An IRS wage garnishment can be the most financially debilitating and stressful occurrences. Those with money troubles are often blindsided when their employer is ordered to submit a percentage of their wages directly to the IRS. In addition to being financially and emotionally troublesome, wage garnishment can also be a slippery and confusing slope to endure. The ins and outs of what exactly it means, how much the IRS is entitled to take and your rights as a citizen should be carefully understood. Often, a tax attorney or outside professional may be brought in to provide IRS wage garnishment help. However, if a professional cannot be obtained, understanding IRS wage garnishments on your own is the first step to getting out of tax liabilities.

How Much of my Wages Can Be Garnished

There are a number of reasons why the IRS will garnish your wages. Generally it happens due to unpaid back taxes.

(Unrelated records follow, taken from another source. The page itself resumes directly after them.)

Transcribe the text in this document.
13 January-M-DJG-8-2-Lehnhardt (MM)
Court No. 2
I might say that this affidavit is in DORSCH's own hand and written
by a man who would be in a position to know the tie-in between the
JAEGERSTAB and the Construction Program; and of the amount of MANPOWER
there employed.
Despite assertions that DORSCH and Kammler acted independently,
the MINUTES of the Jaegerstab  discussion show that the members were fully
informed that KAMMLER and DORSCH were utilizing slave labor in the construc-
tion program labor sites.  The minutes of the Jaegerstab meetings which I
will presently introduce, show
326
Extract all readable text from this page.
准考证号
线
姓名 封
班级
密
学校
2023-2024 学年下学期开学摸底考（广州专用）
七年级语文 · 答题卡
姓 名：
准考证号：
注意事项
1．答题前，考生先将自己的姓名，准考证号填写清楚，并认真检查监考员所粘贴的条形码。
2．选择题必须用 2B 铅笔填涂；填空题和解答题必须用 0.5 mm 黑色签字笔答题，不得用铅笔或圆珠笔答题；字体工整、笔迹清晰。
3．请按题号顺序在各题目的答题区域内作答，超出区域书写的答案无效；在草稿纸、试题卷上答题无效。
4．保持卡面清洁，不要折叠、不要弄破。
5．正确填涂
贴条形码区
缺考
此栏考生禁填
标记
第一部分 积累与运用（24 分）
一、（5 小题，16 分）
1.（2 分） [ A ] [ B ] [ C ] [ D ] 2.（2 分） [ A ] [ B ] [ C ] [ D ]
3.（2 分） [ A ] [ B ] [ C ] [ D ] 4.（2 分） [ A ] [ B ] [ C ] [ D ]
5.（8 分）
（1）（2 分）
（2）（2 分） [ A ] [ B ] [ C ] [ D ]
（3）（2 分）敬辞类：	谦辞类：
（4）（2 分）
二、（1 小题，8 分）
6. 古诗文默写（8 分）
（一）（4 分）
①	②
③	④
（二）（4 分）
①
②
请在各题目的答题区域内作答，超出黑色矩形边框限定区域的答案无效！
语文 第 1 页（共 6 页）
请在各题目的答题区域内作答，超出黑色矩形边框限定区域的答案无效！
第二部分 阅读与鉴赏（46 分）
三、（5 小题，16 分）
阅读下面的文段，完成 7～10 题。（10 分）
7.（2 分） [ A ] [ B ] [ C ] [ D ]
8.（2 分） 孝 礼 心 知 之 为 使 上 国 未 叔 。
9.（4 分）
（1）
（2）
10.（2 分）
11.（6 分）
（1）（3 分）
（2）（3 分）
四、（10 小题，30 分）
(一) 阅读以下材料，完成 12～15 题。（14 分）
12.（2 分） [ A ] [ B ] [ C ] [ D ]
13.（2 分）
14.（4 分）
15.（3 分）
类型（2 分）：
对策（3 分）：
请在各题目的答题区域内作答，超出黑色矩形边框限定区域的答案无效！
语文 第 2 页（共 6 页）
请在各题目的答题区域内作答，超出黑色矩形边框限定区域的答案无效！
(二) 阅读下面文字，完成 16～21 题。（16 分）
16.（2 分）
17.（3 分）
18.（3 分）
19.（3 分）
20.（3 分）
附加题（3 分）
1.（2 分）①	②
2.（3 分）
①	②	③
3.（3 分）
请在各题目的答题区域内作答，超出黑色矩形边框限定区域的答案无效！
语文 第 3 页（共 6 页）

Other situations such as unpaid child support, alimony or student loans can also be the cause. Some tax laws vary by state, so it’s important to understand the laws specific to your location. If the process has begun the IRS is entitled to 25 percent of your disposable income or, according to AllLaw.com, “the amount that your income exceeds 30 times the federal minimum wage, whichever is less.” AllLaw.com goes on to explain:

“Your disposable income is established by subtracting required deductions from your total paycheck. Required deductions include things like federal and state taxes, state unemployment insurance taxes, Social Security, and required retirement deductions. They do not include voluntary deductions, such as health and life insurance, charitable donations, savings plans, and more.”

Wage garnishment due to child support or alimony can be the most debilitating. In most cases, the child support is taken from your paycheck and sent directly to the other parent. Half of your disposable income can be withheld. At the time of the order, if you are not supporting another child or spouse, up to 60 percent can be taken. In cases of unpaid student loans, up to 15 percent of your disposable income can be taken. Many state taxing authorities have their own formulas on how to determine what can be spared from your take home pay.